Oh, right. The whole point of the movie Prometheus existing, or so I thought, was to answer this question. And yet, it didn’t even
come close.
So…what happened, Ridley Scott? You were supposed to tell us
the origins of the creature from Alien
in a single movie, and now it has expanded to how many movies?
Actual article headline: “Ridley
Scott has six more Alien sequels in mind”
Now here's an updated headline: "Ridley Scott teases two Alien: Covenant sequels, not four"

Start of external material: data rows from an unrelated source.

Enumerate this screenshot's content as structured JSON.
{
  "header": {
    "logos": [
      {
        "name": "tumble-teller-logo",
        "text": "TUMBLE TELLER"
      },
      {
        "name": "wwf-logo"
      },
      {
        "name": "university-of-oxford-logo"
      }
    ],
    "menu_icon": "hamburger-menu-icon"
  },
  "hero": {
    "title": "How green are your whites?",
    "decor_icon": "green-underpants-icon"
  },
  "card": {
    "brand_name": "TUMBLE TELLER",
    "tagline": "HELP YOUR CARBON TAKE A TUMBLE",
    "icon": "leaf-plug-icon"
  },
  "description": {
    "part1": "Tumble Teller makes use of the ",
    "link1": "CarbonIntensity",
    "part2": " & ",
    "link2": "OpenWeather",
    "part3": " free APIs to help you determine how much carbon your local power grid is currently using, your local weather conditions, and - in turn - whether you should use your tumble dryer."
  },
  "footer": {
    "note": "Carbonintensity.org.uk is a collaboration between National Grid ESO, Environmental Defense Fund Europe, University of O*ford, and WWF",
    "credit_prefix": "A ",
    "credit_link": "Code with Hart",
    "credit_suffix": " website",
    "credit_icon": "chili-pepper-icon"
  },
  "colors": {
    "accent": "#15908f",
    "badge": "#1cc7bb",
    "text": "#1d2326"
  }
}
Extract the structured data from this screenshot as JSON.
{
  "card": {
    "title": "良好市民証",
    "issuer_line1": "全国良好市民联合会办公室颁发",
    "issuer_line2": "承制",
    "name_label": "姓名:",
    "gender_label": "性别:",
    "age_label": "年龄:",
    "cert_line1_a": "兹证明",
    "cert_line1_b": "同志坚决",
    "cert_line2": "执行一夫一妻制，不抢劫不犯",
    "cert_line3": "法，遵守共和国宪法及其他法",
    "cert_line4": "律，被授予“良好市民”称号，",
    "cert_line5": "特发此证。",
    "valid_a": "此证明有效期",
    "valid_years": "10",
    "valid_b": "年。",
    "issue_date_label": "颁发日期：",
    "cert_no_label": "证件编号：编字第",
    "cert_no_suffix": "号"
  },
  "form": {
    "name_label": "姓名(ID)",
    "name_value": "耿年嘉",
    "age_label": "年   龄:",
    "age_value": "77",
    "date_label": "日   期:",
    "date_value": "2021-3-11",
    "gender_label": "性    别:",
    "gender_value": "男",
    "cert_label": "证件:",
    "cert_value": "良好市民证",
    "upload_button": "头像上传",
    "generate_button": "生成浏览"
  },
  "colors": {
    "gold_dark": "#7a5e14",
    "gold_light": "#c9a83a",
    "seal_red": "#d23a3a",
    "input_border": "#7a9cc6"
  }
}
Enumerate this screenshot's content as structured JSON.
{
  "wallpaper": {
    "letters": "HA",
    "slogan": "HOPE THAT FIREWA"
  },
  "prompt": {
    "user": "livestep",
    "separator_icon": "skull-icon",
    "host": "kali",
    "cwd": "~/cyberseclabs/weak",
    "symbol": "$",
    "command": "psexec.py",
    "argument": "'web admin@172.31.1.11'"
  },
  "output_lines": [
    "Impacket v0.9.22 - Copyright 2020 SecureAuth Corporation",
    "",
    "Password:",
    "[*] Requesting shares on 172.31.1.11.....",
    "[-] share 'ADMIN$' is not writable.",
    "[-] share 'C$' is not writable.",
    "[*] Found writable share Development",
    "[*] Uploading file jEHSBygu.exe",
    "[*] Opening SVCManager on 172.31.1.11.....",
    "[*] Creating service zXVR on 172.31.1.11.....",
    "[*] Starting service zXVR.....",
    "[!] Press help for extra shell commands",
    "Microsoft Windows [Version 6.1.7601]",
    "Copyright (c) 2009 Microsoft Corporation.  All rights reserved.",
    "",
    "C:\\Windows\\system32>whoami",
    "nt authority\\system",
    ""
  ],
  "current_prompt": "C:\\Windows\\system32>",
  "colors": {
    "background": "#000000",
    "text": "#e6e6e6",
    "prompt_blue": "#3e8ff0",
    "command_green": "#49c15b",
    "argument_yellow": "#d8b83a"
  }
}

So I guess he doesn't know, either? I’m highly skeptical all of these movies
will be made.

What I liked the most about Prometheus was how much mystery it maintained while also exploring
something I had barely given any thought to: who that guy in the chair was in
the original Alien. I loved learning
about who the Engineers were and a bit of what they were doing with the black
goo and mutation and creation of life and whatnot, but now in Covenant, it doesn’t seem like we’ll get
much more of that. Obviously the black goo has something to do with where the
xenomorph came from, but what, exactly? Instead of further exploring it, the
sequel now just seems like a distraction from the main question.
Let me make it clear that yes, I am very excited for Alien:
Covenant. I just wish Ridley Scott was following up more closely on what he
established in Prometheus. He himself
even said he didn’t think the xenomorph was scary anymore and that’s why Prometheus became the movie that it did,
but now I see a sequel with Alien
right in the title and the xenomorph in all the trailers and I wonder, does he
even know what story he’s trying to tell anymore? At what point will we see the
Engineer ship full of xenomorph eggs crash-land on LV-426, or will we see it at
all? Hopefully, by the time this overindulgent and overelaborate story of
prequels is over, we finally have an answer to where the Alien originated,
otherwise, what was the point of any of this?